The bills were announced at a press conference Monday afternoon with victims of the convicted Michigan State University Doctor, Dr. Larry Nassar.
“There are so many victims who are fighting a daily battle known only to them,” said Horn, R-Frankenmuth. “This is about supporting and protecting victims, but also giving them the ability to come forward when they are ready.”
The 10-bill package would expand numerous existing laws and also create new protections in statute. The bills would update current law to allow prosecutors to bring charges of second-degree criminal sexual conduct (CSC) against a minor at any time after the act occurs, while also allowing charges of third-degree CSC against a minor up to the survivor’s 48th birthday, or within 30 years of an accuser being identified by DNA evidence.
The bills would also allow victims of childhood sexual abuse to remain publicly anonymous when bringing a claim in the Michigan Court of Claims and eliminate the current time limit for filing a claim.

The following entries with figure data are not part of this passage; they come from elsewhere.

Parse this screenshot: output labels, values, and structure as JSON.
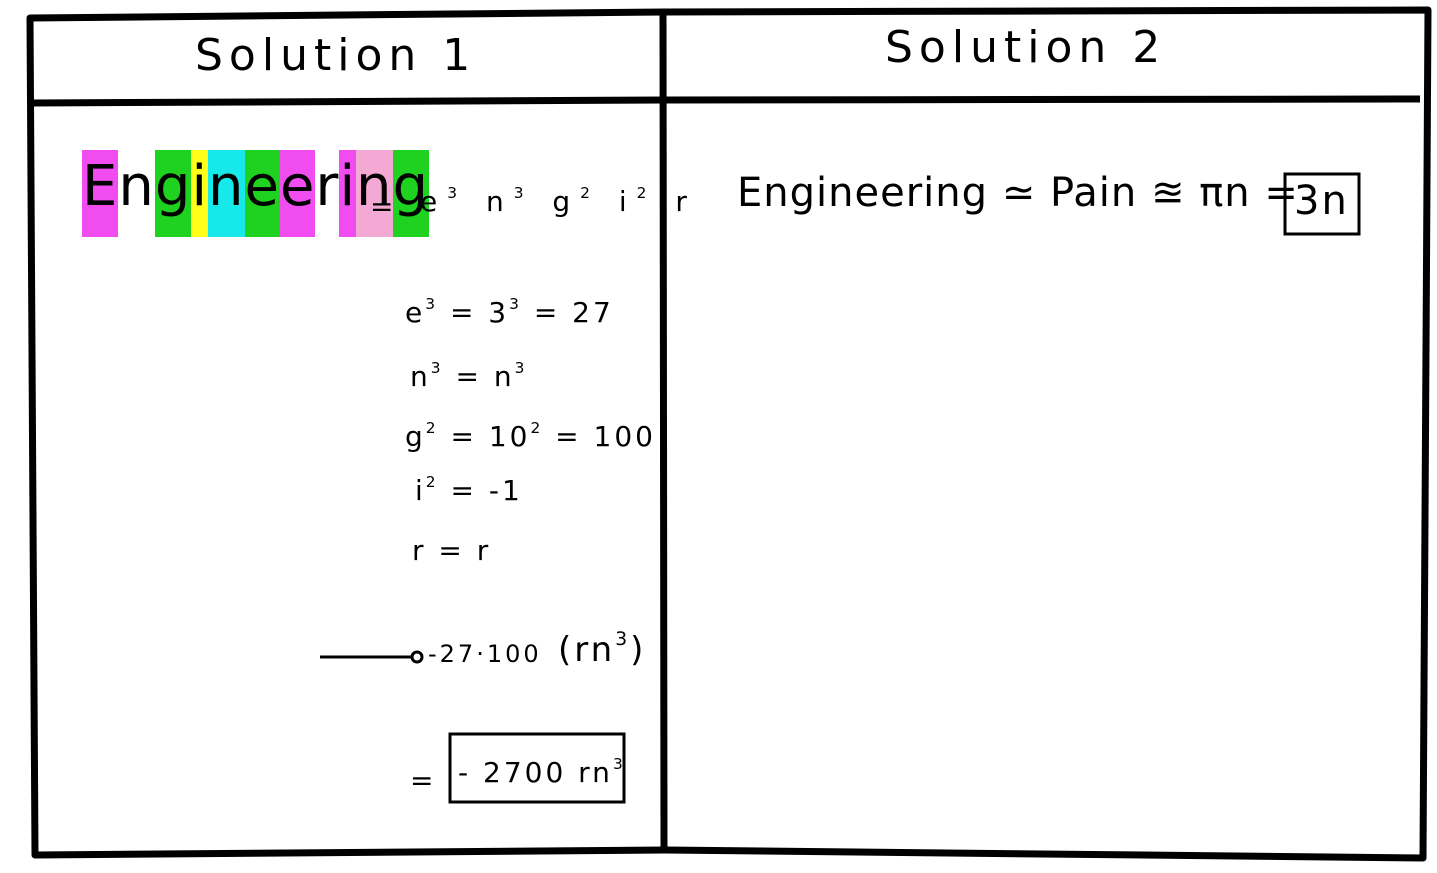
{
  "panels": {
    "left": {
      "title": "Solution 1",
      "word_letters": [
        {
          "ch": "E",
          "color": "#f04cf0"
        },
        {
          "ch": "n",
          "color": "#ffffff"
        },
        {
          "ch": "g",
          "color": "#1fd21f"
        },
        {
          "ch": "i",
          "color": "#ffff19"
        },
        {
          "ch": "n",
          "color": "#17e9ea"
        },
        {
          "ch": "e",
          "color": "#1fd21f"
        },
        {
          "ch": "e",
          "color": "#f04cf0"
        },
        {
          "ch": "r",
          "color": "#ffffff"
        },
        {
          "ch": "i",
          "color": "#f04cf0"
        },
        {
          "ch": "n",
          "color": "#f4a8d4"
        },
        {
          "ch": "g",
          "color": "#1fd21f"
        }
      ],
      "word_equals": "=",
      "product": {
        "e": "e",
        "e_exp": "3",
        "n": "n",
        "n_exp": "3",
        "g": "g",
        "g_exp": "2",
        "i": "i",
        "i_exp": "2",
        "r": "r"
      },
      "steps": [
        {
          "lhs": "e",
          "lhs_exp": "3",
          "rhs": "= 3",
          "rhs_exp": "3",
          "tail": " = 27"
        },
        {
          "lhs": "n",
          "lhs_exp": "3",
          "rhs": "= n",
          "rhs_exp": "3",
          "tail": ""
        },
        {
          "lhs": "g",
          "lhs_exp": "2",
          "rhs": "= 10",
          "rhs_exp": "2",
          "tail": " = 100"
        },
        {
          "lhs": "i",
          "lhs_exp": "2",
          "rhs": "= -1",
          "rhs_exp": "",
          "tail": ""
        },
        {
          "lhs": "r",
          "lhs_exp": "",
          "rhs": "= r",
          "rhs_exp": "",
          "tail": ""
        }
      ],
      "arrow_expr": "-27·100",
      "arrow_paren": "(rn",
      "arrow_paren_exp": "3",
      "arrow_paren_close": ")",
      "final_equals": "=",
      "final_answer": "- 2700 rn",
      "final_answer_exp": "3"
    },
    "right": {
      "title": "Solution 2",
      "equation": "Engineering ≃ Pain ≊ πn =",
      "answer": "3n"
    }
  }
}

“People heal differently,” Horn said. “Not everyone is able to immediately come forward to assist in bringing their perpetrator to justice. By expanding the tools available to prosecutors, while also allowing victims more time to come forward, and the ability to come forward anonymously, I hope we can prevent something like the Nassar case from ever happening again.”
Sen. Margaret O’Brien, R-Portage, the package’s lead sponsor, added that adjusting the statute of limitations will allow prosecutors to crack down on abusers and prevent them from hiding behind an expired clock.

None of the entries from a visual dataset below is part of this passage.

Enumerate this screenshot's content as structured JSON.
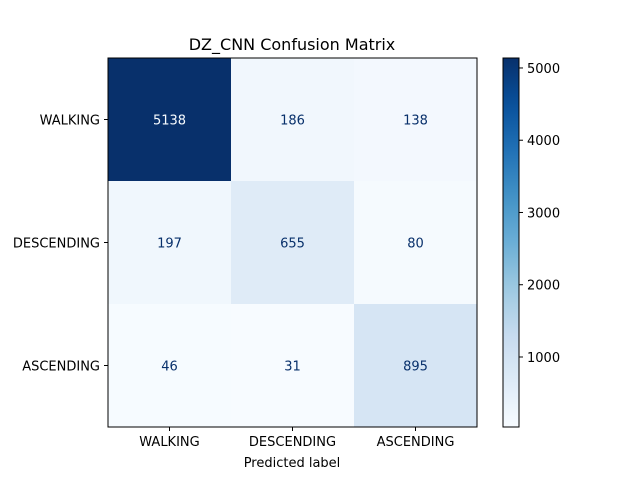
{
  "chart_data": {
    "type": "heatmap",
    "title": "DZ_CNN Confusion Matrix",
    "xlabel": "Predicted label",
    "ylabel": "",
    "x_categories": [
      "WALKING",
      "DESCENDING",
      "ASCENDING"
    ],
    "y_categories": [
      "WALKING",
      "DESCENDING",
      "ASCENDING"
    ],
    "values": [
      [
        5138,
        186,
        138
      ],
      [
        197,
        655,
        80
      ],
      [
        46,
        31,
        895
      ]
    ],
    "colormap": "Blues",
    "colorbar": {
      "range": [
        31,
        5138
      ],
      "ticks": [
        1000,
        2000,
        3000,
        4000,
        5000
      ]
    },
    "grid": false
  },
  "colors": {
    "low": "#f7fbff",
    "high": "#08306b",
    "text_dark": "#08306b",
    "text_light": "#f7fbff",
    "axis": "#000000"
  }
}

“This package of bills should put fear into the heart of any possible perpetrator,” O’Brien said. “It’s my hope that these bills will prevent someone from offending. But if they don’t, justice will be served.”

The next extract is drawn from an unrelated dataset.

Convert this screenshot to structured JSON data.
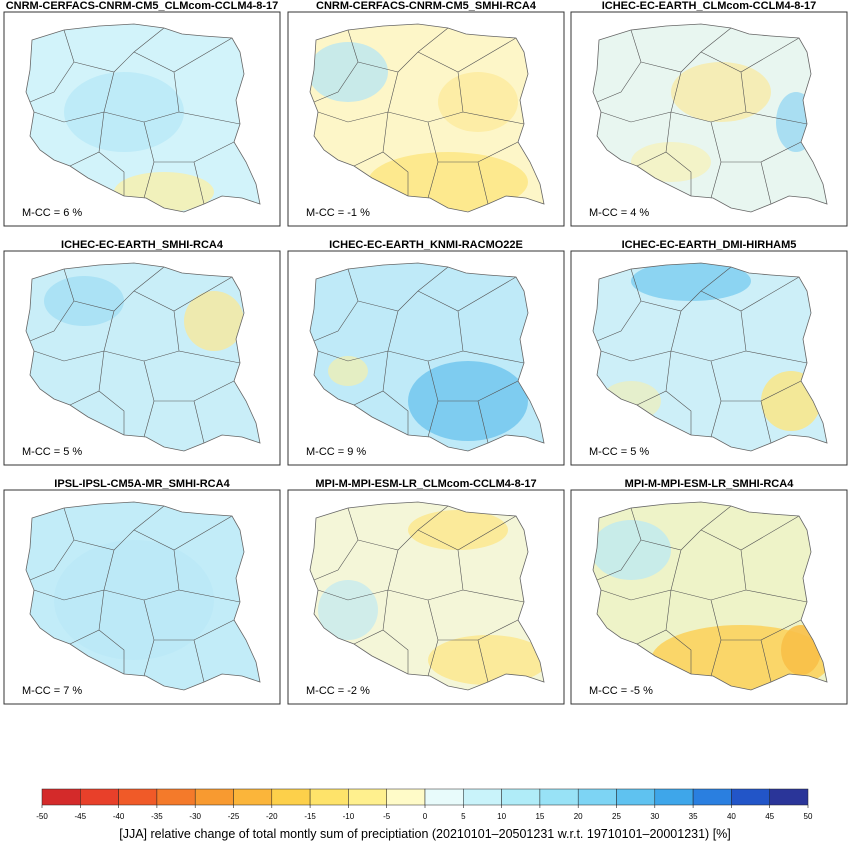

The bills also increase reporting requirements for certain education employees and youth sports coaches. If passed, assistant coaches, athletic trainers and volunteers involved in youth athletic activities would all become mandatory reporters of child abuse. If an individual fails to report such crimes, they could face a felony of up to two years imprisonment, up to a $5,000 fine, or both
“Recent events have cast a dark shadow over the state of Michigan,” Horn said. “It’s a disappointment on a number of levels — there are so many adults who failed these young women. While my heart hurts for all of the victims, I applaud the strength and courage it took to face their abuser in court and work with lawmakers to make sure these horrific events never happen again.”
The bills received approval from the Senate Committee on Judiciary Tuesday afternoon and will now go before the full Senate for consideration.